For the sake of keeping this example simple - $1M multi family building that after putting in 100k of renovation will benefit in an additional $1000 in rent increase per month. The cash on cash annual return is ($1000 x 12)/$100,000 = 12%

$1M loan @ 20% down @ 5.125% = $4355/month

$100k home equity loan @ 6% @ 20 years = $716/month for 20 years

  1. 1. Combining the two into a single number I can compare gets me to a blended interest rate of 5.222% at $1.1M, is that correct?
  2. 2. Separately, if $100k is earning 3.25% in a savings account (yes, I know that's high currently), is my effective rate of that loan actually (6% - 3.25% = 2.75%?)
  3. 3. If I'm still gaining $284 ($1000-716) a month from the increase in rent, and getting $275/month from interest on the 100k that's still in the bank, my annual cash on cash return (($284+$275)*12)/$100,000 = 6.78% while still having 100k to access, correct?
  4. 4. My gut tells me keeping cash on hand feels like the better option, but really wanting to remove "feeling" from this - something in my math "feels" off
  5. 5. Or should I be looking at the CoC return for the entire monthly payment vs. total rent, not just the incremental return of the 100k?
Kevin - are you saying that a unit where heat and water are included are worth more to a tenant?

I feel that on paper, in an average area, they might be.
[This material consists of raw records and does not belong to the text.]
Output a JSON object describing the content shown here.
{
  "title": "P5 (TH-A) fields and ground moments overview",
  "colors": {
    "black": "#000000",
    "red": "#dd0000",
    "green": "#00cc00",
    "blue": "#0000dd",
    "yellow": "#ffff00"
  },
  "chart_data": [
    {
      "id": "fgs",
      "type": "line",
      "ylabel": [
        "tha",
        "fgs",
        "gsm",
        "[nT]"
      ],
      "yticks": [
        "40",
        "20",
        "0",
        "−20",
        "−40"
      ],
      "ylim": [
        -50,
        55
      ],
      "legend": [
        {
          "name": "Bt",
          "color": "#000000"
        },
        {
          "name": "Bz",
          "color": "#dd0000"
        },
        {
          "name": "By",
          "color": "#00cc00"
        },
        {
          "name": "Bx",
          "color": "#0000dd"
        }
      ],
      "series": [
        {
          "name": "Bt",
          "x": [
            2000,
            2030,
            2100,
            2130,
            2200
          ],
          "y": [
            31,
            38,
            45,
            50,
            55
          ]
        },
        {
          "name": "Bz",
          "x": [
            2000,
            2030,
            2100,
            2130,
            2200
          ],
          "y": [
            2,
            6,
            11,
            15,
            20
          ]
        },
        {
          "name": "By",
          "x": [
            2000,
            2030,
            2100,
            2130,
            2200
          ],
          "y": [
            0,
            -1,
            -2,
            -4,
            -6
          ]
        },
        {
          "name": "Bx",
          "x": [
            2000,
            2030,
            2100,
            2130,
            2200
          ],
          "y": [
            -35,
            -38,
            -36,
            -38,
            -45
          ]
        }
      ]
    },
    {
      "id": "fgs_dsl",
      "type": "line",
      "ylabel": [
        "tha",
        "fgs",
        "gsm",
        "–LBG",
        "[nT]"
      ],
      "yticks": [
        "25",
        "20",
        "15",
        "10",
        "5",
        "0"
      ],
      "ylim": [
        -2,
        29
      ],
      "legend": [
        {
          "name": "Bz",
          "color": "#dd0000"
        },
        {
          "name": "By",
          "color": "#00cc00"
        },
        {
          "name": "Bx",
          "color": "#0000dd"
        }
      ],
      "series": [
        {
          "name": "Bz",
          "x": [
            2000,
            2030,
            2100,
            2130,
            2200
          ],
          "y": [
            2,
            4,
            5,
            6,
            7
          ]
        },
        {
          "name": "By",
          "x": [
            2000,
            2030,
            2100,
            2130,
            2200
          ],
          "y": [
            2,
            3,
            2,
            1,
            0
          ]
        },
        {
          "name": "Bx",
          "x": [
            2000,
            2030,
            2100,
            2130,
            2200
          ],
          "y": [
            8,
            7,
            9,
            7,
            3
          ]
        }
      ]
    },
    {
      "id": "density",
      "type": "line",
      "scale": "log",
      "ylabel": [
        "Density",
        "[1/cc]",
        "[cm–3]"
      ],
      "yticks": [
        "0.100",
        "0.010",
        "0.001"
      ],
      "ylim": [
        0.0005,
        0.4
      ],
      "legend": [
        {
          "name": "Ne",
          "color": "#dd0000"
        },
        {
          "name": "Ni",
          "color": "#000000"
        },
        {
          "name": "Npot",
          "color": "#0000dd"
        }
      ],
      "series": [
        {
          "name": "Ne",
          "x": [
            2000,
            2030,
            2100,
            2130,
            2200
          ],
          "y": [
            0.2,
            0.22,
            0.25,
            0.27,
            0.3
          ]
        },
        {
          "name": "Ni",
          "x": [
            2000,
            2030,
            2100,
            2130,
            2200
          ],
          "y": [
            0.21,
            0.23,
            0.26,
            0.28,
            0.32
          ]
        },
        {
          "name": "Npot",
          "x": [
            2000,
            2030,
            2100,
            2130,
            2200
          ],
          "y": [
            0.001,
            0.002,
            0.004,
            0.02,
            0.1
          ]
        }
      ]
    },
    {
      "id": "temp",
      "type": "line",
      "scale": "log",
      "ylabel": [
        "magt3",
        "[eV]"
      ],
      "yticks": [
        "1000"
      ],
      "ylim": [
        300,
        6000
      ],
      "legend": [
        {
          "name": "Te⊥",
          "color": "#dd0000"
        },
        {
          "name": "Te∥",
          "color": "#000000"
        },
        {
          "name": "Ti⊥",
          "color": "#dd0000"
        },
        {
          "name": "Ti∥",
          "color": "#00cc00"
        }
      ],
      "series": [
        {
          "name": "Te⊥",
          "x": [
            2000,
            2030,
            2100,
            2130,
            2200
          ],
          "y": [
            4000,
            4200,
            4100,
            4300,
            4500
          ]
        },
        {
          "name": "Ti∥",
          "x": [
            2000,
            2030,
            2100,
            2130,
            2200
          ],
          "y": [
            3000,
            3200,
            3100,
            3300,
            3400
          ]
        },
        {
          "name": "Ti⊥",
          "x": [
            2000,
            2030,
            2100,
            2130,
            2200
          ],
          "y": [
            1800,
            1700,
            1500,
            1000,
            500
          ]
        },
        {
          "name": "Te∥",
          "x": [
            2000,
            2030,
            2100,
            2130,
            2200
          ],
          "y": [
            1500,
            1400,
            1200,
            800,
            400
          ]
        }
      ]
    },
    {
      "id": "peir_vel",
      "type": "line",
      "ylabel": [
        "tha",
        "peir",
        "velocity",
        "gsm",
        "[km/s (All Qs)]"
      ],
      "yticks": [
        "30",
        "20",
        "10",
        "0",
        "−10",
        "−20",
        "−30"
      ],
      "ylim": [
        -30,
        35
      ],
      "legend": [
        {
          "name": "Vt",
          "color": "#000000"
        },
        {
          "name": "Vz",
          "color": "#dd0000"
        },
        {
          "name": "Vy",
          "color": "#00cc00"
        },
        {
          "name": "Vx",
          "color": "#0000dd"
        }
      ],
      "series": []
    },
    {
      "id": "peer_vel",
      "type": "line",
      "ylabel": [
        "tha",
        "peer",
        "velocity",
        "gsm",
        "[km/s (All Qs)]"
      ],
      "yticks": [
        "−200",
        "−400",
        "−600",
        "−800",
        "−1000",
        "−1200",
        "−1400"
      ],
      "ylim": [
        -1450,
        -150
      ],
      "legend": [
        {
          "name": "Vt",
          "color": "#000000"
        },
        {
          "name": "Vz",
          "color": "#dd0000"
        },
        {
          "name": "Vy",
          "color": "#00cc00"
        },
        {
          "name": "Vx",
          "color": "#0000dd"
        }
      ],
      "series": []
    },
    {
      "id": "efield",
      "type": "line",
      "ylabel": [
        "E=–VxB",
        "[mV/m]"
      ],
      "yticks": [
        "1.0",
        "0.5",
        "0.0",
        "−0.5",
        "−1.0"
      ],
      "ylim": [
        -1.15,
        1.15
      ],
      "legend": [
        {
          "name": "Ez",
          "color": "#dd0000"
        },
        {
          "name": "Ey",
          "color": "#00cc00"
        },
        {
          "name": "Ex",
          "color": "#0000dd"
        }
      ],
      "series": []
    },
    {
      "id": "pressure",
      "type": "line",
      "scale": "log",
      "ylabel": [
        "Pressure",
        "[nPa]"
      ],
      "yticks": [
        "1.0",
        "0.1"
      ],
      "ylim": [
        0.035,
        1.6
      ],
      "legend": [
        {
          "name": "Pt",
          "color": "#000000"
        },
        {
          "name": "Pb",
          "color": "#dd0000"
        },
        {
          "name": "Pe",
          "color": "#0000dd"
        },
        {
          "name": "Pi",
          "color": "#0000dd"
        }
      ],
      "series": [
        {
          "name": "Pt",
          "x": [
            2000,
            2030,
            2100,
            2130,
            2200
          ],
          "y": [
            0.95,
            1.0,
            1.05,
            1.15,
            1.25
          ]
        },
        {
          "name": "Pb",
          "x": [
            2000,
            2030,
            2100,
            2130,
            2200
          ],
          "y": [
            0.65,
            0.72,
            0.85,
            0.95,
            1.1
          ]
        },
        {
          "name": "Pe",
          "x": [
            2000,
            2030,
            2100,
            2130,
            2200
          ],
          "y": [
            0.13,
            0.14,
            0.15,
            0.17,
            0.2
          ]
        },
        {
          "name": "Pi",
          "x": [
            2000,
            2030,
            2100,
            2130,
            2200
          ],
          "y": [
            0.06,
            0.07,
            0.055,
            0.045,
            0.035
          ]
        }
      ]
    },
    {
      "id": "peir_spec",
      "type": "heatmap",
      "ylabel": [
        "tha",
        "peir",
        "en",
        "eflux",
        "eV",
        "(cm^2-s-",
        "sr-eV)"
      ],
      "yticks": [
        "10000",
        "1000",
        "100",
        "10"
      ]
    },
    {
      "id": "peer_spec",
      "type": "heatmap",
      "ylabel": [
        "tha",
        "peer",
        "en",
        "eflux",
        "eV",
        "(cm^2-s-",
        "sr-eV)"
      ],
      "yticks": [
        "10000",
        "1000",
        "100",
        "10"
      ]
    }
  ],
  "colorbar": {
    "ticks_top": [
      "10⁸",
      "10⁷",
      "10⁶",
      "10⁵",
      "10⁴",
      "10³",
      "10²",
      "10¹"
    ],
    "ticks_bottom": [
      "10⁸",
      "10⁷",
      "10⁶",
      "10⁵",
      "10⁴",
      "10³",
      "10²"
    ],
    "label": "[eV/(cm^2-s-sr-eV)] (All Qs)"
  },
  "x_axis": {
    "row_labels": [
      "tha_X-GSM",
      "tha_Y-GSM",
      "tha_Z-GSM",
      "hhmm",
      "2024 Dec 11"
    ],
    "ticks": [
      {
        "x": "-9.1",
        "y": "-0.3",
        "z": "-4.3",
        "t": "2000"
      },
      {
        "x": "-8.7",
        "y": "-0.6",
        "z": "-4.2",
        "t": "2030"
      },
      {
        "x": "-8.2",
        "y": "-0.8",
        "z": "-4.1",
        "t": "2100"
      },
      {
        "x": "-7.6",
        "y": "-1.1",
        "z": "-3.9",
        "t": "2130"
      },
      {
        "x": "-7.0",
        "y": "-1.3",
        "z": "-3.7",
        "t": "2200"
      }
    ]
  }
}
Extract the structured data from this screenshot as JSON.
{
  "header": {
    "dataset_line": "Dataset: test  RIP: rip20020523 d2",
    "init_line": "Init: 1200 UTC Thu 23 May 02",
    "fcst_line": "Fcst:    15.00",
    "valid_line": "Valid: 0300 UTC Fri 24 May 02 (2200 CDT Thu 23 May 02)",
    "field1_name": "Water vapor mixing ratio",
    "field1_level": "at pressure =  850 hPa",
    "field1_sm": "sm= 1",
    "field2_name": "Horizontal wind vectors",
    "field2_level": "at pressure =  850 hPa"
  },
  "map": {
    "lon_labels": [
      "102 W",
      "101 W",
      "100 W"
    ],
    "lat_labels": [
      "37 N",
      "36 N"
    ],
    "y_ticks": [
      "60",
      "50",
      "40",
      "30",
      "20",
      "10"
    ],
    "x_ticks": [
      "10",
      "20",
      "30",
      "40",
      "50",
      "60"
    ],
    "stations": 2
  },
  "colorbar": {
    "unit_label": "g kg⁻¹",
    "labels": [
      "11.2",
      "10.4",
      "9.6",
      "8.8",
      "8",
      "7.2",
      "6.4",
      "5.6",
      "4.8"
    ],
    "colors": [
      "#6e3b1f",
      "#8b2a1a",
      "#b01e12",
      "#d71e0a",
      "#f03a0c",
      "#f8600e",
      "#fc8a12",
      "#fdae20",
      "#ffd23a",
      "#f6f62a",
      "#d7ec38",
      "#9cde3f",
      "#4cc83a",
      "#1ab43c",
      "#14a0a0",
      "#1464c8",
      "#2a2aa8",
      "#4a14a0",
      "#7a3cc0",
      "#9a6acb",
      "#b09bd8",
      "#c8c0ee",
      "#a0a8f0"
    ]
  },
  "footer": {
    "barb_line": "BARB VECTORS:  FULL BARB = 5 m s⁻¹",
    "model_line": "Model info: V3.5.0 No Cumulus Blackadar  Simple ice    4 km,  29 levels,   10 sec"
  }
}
But considering the (A quality) neighborhood, I don't think basic utilities are going to sway the renter away if they like the unit/area. Therefore if anything, because central air also becomes included in this approach, the rents I get to command are higher while I get to put that responsibility back to them.

My 4 unit is at $4800 in gas for the year with budget billing, which is on me to pay. This is one large water heater tank (75gal)  in the basement, alongside a boiler that feeds the radiators throughout.

In planning for some work in the building, I have the opportunity to install separate water heaters in each unit. A few questions:

- If I can offload that cost amongst the tenants assuming a 6% cap rate, $4800/.06 = $80k in added equity?

- The work would be part of a larger project, but let's say that with running gas, electric & installing separate tanks, as well as furnaces - I'm at $18k (total swag) for the parts/labor on all four units. Then the ROI on that is $18000/4800 = 45 months?

- Is the simple CoC return math here 4800/1800 = 27%?